At the moment, Rosenthal said, the most effective short-term treatment for severe pain is opiates. But since they’re highly addictive, he’s hoping RNA editing can offer an alternative.
Rosenthal’s lab is focusing on a part of the nervous system called the nociceptive system. It recoils, through stimulated nerve fibers, when you experience something extreme, like the heat of a flame, or the pain of arthritic inflammation.
Researchers hope to mimic how squid and octopus use RNA editing in nerve channels that interpret pain and use that knowledge to manipulate human cells.
“So we want to try to re-engineer a protein in these nociceptor neurons to be less likely to generate pain signals,” he said.
Rosenthal has teamed up with pain researchers at Yale, the University of Texas Dallas and Tel Aviv University. They’ve been funded by a five-year, $6 million federal grant earmarked for addressing the addiction crisis.
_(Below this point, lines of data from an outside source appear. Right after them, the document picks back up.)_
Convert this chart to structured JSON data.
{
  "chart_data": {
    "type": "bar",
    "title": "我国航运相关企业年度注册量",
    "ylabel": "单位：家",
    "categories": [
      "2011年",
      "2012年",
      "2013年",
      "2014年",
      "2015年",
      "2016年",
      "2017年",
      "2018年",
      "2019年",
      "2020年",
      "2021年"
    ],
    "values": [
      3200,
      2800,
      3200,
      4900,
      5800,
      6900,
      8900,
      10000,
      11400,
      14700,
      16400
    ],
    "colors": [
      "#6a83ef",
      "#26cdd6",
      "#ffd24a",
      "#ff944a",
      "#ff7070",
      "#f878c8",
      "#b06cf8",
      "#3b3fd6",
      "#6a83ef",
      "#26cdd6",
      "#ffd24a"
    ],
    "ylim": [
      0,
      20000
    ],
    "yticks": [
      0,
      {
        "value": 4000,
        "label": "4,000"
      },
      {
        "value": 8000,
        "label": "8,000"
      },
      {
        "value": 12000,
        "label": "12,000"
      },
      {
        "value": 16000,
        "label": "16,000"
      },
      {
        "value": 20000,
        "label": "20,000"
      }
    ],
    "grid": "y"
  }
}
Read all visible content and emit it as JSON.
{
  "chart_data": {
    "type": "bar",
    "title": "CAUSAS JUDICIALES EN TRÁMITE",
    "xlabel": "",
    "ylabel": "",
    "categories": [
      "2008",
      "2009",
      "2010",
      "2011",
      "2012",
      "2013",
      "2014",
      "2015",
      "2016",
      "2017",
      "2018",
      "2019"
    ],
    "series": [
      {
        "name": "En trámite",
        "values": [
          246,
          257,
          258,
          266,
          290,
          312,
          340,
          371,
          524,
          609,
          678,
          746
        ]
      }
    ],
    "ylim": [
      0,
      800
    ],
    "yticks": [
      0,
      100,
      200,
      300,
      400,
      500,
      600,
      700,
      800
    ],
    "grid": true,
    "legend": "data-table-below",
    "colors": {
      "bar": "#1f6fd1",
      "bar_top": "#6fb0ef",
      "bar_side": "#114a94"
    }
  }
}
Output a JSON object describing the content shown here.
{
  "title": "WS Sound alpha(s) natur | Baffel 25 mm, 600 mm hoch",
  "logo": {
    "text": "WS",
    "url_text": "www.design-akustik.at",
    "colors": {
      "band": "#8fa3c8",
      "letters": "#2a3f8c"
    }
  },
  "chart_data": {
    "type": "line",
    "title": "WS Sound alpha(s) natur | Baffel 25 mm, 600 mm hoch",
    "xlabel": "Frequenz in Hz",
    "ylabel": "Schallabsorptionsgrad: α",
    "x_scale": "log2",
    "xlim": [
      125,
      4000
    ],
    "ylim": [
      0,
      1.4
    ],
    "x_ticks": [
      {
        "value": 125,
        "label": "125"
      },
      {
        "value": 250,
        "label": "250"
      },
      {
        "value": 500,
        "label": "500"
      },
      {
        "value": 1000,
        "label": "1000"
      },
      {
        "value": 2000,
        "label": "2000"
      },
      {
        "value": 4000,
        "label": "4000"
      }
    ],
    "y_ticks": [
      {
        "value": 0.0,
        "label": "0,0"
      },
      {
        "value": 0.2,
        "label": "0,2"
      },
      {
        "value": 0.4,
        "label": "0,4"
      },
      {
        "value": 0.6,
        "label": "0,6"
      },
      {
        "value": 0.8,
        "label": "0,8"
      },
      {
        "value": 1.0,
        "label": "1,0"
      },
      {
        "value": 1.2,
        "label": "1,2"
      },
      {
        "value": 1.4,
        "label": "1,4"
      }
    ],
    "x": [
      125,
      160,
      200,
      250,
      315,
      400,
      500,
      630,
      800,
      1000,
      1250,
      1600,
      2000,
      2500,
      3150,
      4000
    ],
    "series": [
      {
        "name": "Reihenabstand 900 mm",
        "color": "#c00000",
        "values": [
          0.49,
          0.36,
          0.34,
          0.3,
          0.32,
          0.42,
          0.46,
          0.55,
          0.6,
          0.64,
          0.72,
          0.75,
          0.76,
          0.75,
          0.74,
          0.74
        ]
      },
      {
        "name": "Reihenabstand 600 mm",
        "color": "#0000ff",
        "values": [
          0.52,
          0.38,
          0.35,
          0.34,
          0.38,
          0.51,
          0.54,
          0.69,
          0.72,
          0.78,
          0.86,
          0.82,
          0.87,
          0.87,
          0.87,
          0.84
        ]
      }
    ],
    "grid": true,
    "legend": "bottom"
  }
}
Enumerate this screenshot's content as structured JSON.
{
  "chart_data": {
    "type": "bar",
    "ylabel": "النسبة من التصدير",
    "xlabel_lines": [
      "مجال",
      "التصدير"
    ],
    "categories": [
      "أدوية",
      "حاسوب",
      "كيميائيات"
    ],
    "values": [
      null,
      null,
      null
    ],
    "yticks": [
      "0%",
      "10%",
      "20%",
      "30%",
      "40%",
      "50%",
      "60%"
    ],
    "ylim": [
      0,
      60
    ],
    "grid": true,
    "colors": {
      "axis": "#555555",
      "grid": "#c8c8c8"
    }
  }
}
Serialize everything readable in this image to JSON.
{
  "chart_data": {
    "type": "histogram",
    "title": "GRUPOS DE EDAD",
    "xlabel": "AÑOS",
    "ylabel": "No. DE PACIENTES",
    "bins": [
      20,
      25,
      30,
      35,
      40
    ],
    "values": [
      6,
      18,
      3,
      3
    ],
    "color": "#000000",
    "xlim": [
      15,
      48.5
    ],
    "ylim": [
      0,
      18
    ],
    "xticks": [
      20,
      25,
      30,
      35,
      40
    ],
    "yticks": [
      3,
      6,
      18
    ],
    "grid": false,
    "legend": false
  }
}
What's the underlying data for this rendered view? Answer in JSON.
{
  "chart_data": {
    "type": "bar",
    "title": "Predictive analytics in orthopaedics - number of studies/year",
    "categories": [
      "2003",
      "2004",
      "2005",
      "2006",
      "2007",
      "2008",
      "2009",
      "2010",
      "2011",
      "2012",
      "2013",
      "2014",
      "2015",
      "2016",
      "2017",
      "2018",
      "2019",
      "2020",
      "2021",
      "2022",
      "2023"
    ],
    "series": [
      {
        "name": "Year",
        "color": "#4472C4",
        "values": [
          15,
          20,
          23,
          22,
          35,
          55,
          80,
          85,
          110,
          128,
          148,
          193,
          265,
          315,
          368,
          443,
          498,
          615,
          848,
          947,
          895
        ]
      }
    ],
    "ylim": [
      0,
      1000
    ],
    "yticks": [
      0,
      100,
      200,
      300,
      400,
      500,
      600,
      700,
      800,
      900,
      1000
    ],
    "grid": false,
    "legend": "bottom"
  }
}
“I'm interested in pain because it involves not correcting a genetic mistake or mutation,” he said, “but really rationally going in and saying, ‘We want to change a specific protein the way it operates a little bit.’”
And that could provide non-addictive pain relief for days or weeks.
Should those results be promising, Rosenthal hasn’t ruled out starting another biotech company to help bring RNA-driven pain relief to market.